Other awardees from the Jeonju Project Market included KIM Yoon-zy’s narrative film Remain and director KIM Jeong-keun’s documentary My Class (working title), which split the Jeonju Cinema Fund Grant for Development, worth KRW 43 million (USD 35,300). Meanwhile the JICA Awards for sound mastering went to KANGYU Ga-ram’s fiction work Lucky, Apartment (working title) and NAM A-rum’s documentary project Patriot Girl.

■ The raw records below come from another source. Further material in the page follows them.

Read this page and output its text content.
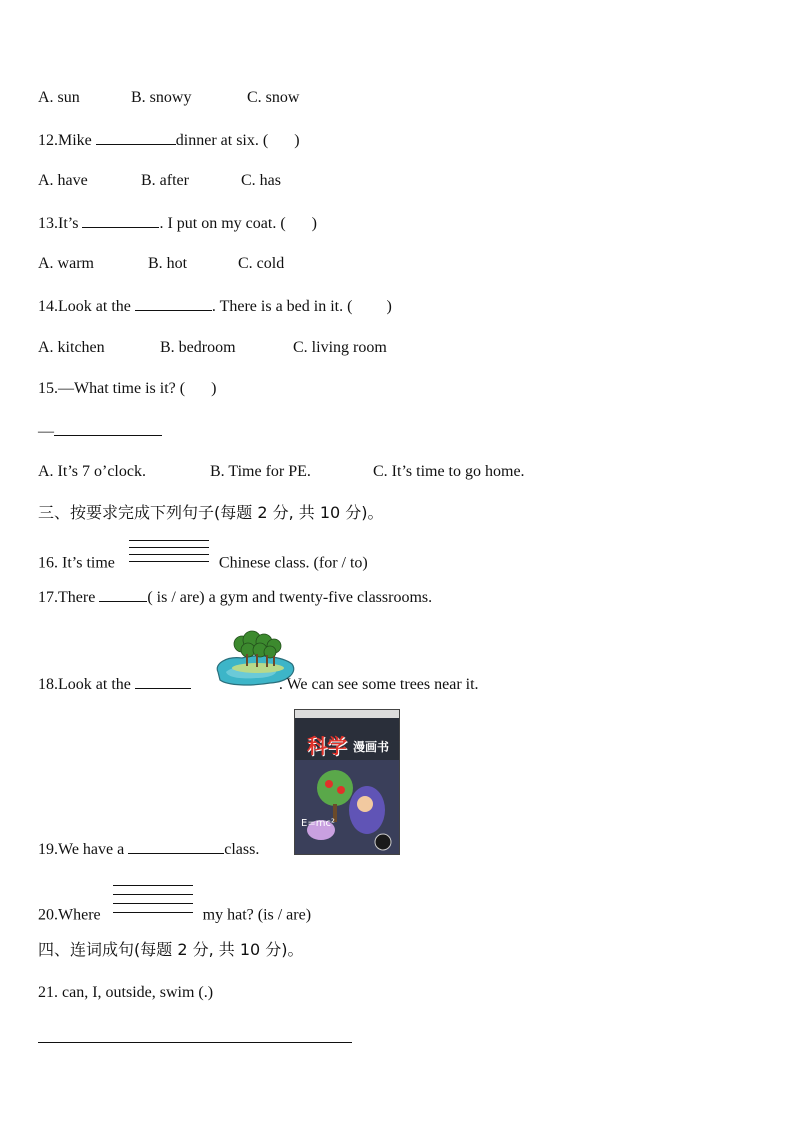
A. sun	B. snowy	C. snow
12.Mike	dinner at six. ( )
A. have	B. after	C. has
13.It’s	. I put on my coat. ( )
A. warm	B. hot	C. cold
14.Look at the	. There is a bed in it. ( )
A. kitchen	B. bedroom	C. living room
15.—What time is it? ( )
—
A. It’s 7 o’clock.	B. Time for PE.	C. It’s time to go home.
三、按要求完成下列句子(每题 2 分, 共 10 分)。
16. It’s time	Chinese class. (for / to)
17.There	( is / are) a gym and twenty-five classrooms.
18.Look at the	. We can see some trees near it.
科学 漫画书
E=mc²
19.We have a	class.
20.Where	my hat? (is / are)
四、连词成句(每题 2 分, 共 10 分)。
21. can, I, outside, swim (.)
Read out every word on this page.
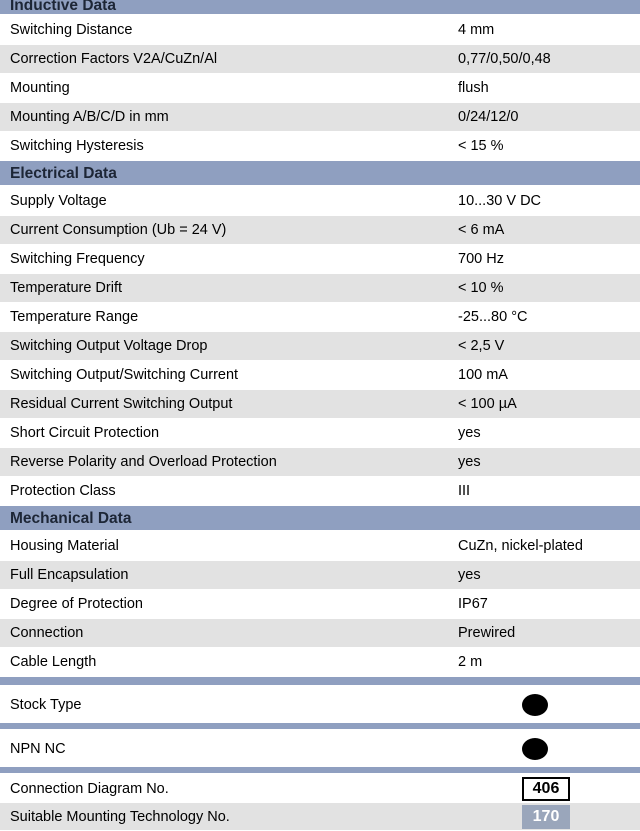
Inductive Data
Switching Distance	4 mm
Correction Factors V2A/CuZn/Al	0,77/0,50/0,48
Mounting	flush
Mounting A/B/C/D in mm	0/24/12/0
Switching Hysteresis	< 15 %
Electrical Data
Supply Voltage	10...30 V DC
Current Consumption (Ub = 24 V)	< 6 mA
Switching Frequency	700 Hz
Temperature Drift	< 10 %
Temperature Range	-25...80 °C
Switching Output Voltage Drop	< 2,5 V
Switching Output/Switching Current	100 mA
Residual Current Switching Output	< 100 µA
Short Circuit Protection	yes
Reverse Polarity and Overload Protection	yes
Protection Class	III
Mechanical Data
Housing Material	CuZn, nickel-plated
Full Encapsulation	yes
Degree of Protection	IP67
Connection	Prewired
Cable Length	2 m
Stock Type
NPN NC
Connection Diagram No.	406
Suitable Mounting Technology No.	170
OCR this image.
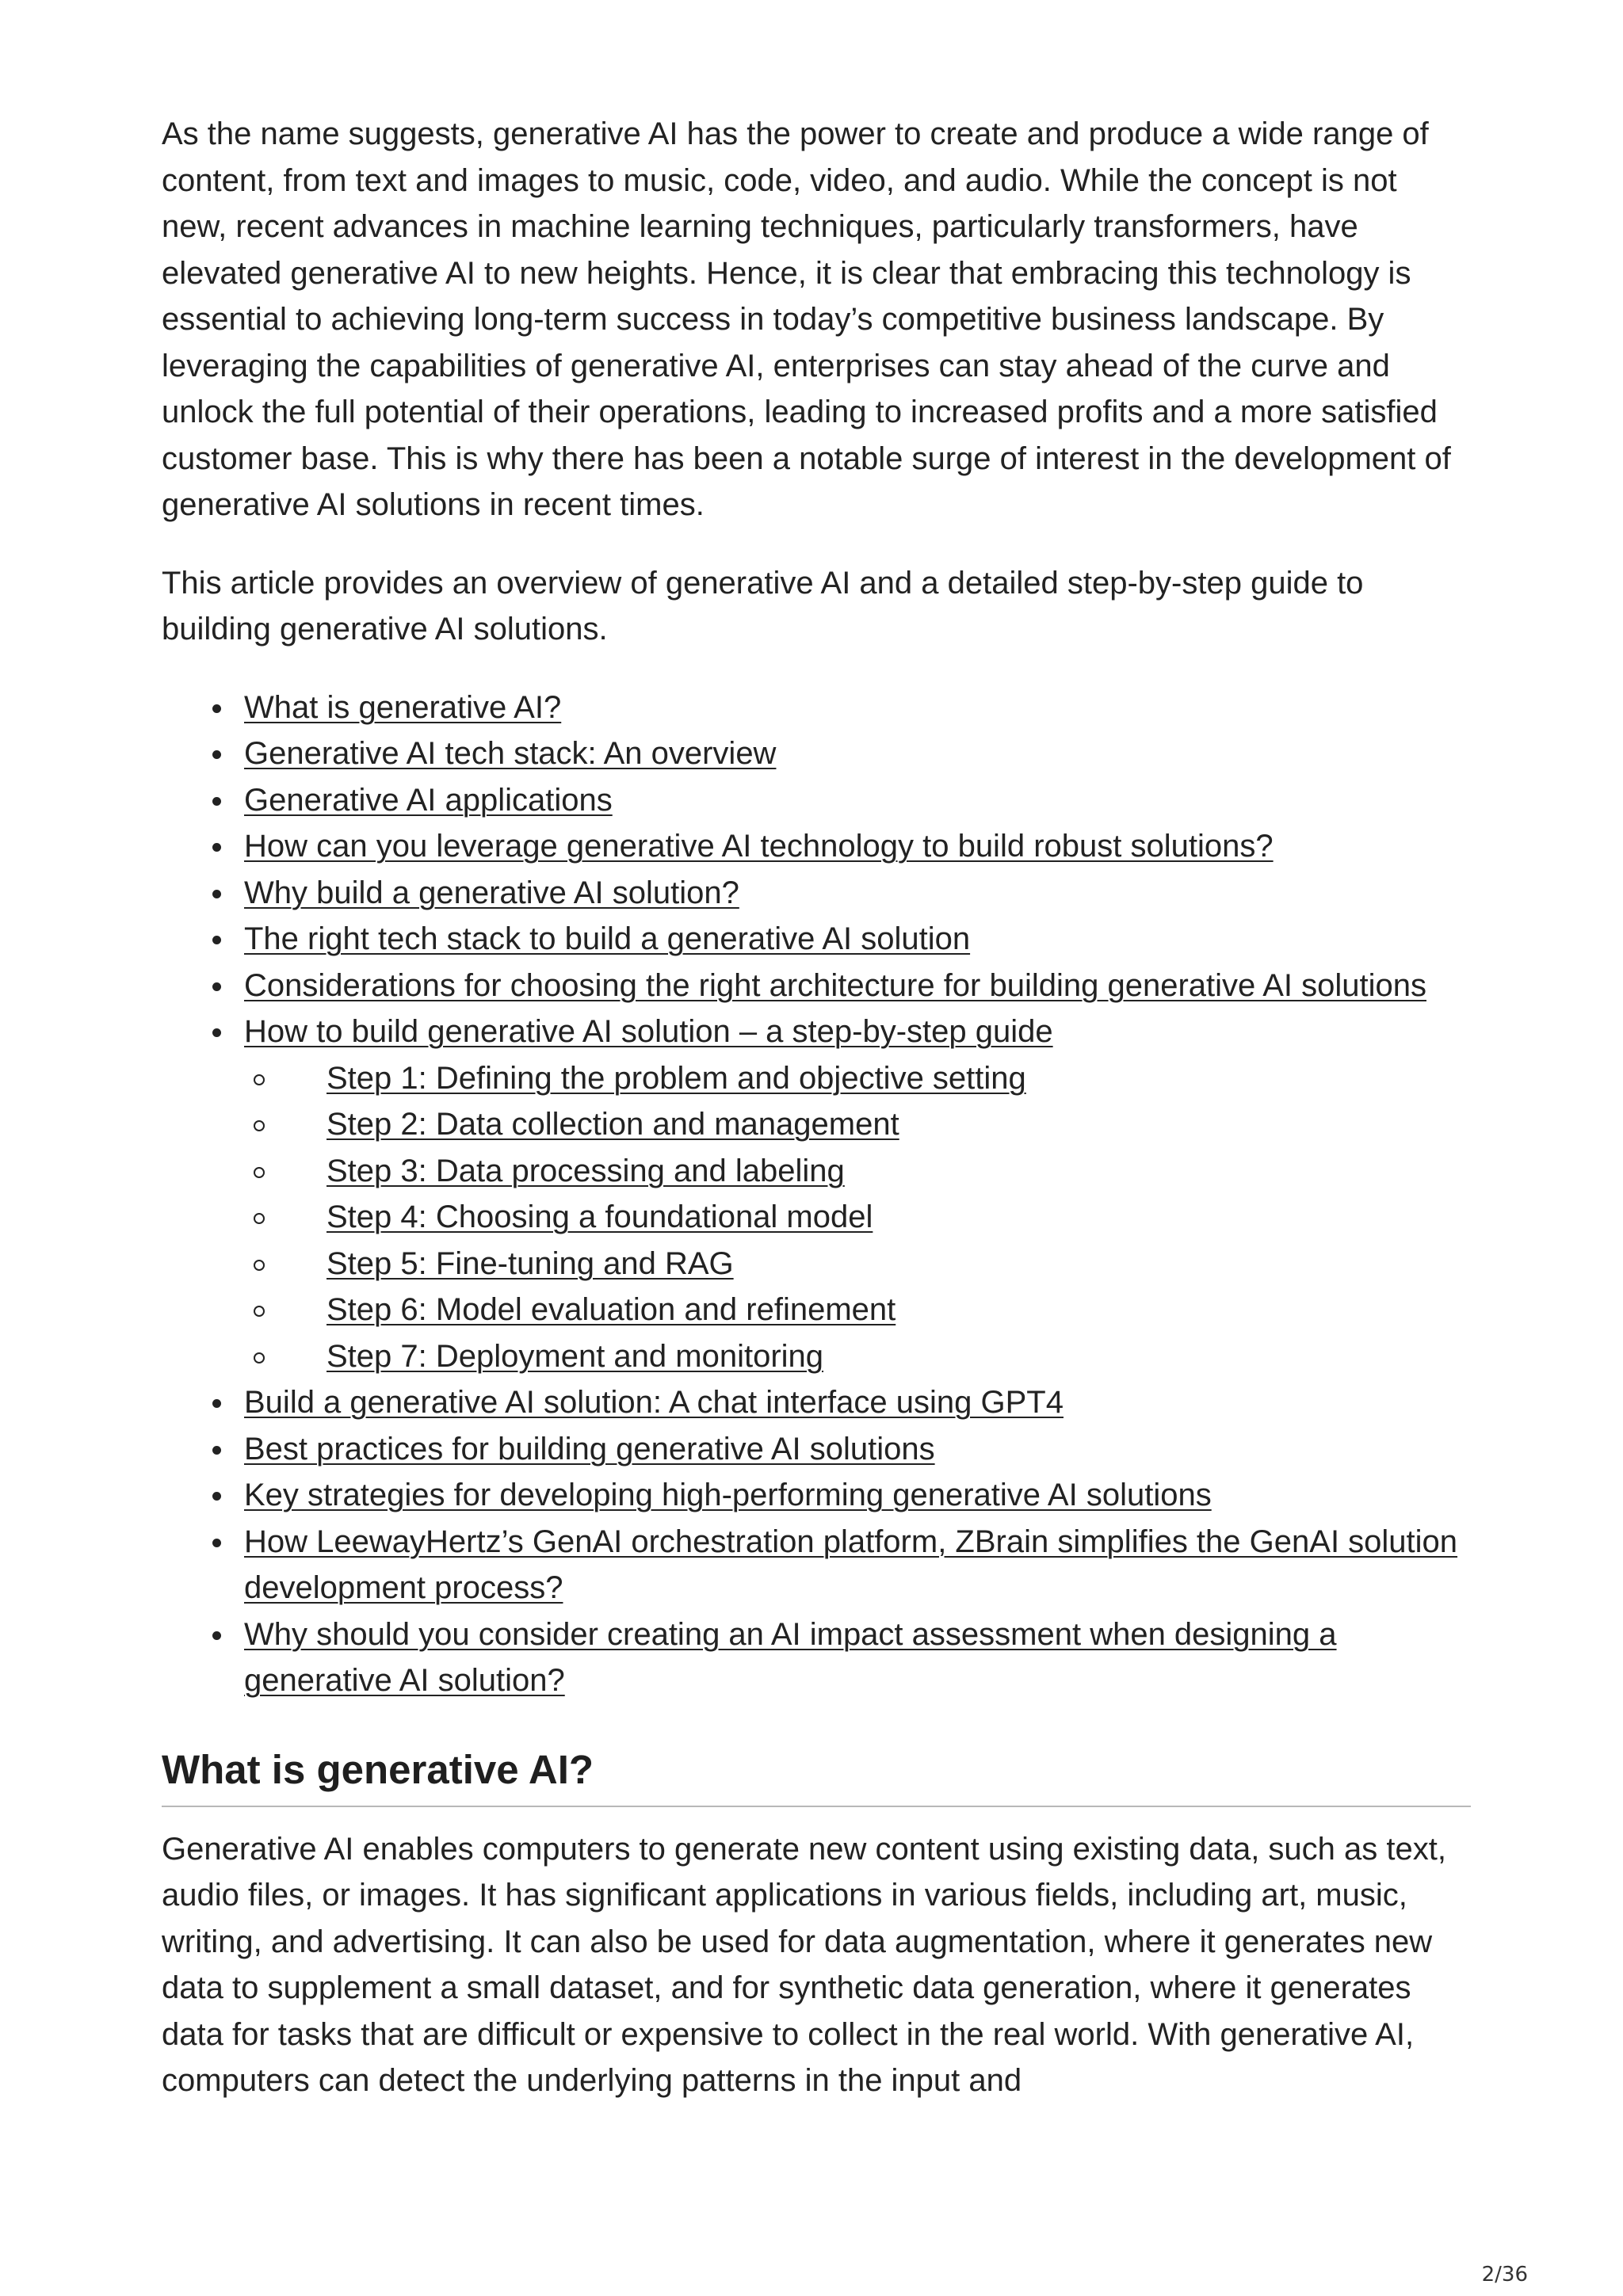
As the name suggests, generative AI has the power to create and produce a wide range of content, from text and images to music, code, video, and audio. While the concept is not new, recent advances in machine learning techniques, particularly transformers, have elevated generative AI to new heights. Hence, it is clear that embracing this technology is essential to achieving long-term success in today’s competitive business landscape. By leveraging the capabilities of generative AI, enterprises can stay ahead of the curve and unlock the full potential of their operations, leading to increased profits and a more satisfied customer base. This is why there has been a notable surge of interest in the development of generative AI solutions in recent times.

This article provides an overview of generative AI and a detailed step-by-step guide to building generative AI solutions.

What is generative AI?
Generative AI tech stack: An overview
Generative AI applications
How can you leverage generative AI technology to build robust solutions?
Why build a generative AI solution?
The right tech stack to build a generative AI solution
Considerations for choosing the right architecture for building generative AI solutions
How to build generative AI solution – a step-by-step guide
Step 1: Defining the problem and objective setting
Step 2: Data collection and management
Step 3: Data processing and labeling
Step 4: Choosing a foundational model
Step 5: Fine-tuning and RAG
Step 6: Model evaluation and refinement
Step 7: Deployment and monitoring
Build a generative AI solution: A chat interface using GPT4
Best practices for building generative AI solutions
Key strategies for developing high-performing generative AI solutions
How LeewayHertz’s GenAI orchestration platform, ZBrain simplifies the GenAI solution development process?
Why should you consider creating an AI impact assessment when designing a generative AI solution?
What is generative AI?

Generative AI enables computers to generate new content using existing data, such as text, audio files, or images. It has significant applications in various fields, including art, music, writing, and advertising. It can also be used for data augmentation, where it generates new data to supplement a small dataset, and for synthetic data generation, where it generates data for tasks that are difficult or expensive to collect in the real world. With generative AI, computers can detect the underlying patterns in the input and

2/36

The Furmo DT Award went to HEO Seong’s documentary Shaping Trout, which also received a Jeonju Cine Complex Award for digital color grading and DCP support, along with KANG Kyung-tae’s The Protector.

RoughCut Navigating, a documentary support program introduced this year, gave out a RoughCut Booster Support Grant to KIM Jung-in’s A Long Way to School, HEON Chul-nyung’s 206 Unearthed took home the First Cut Lab Entry which gives it automatic entry to the EBS International Documentary Film Festival’s First Cut Lab, and KIM Sae-bom’s Small Bird and Mr. Pig won the Furmo DT Award for international film festival submission support.

JIFF’s special Extended Screenings program, which will screen works form the festival with guests where possible until late September, was originally due to kick off on June 9, but owing to new COVID-19 cluster infections, the start has been pushed back for the moment as festival organizers continue to monitor the situation over the coming weeks and months.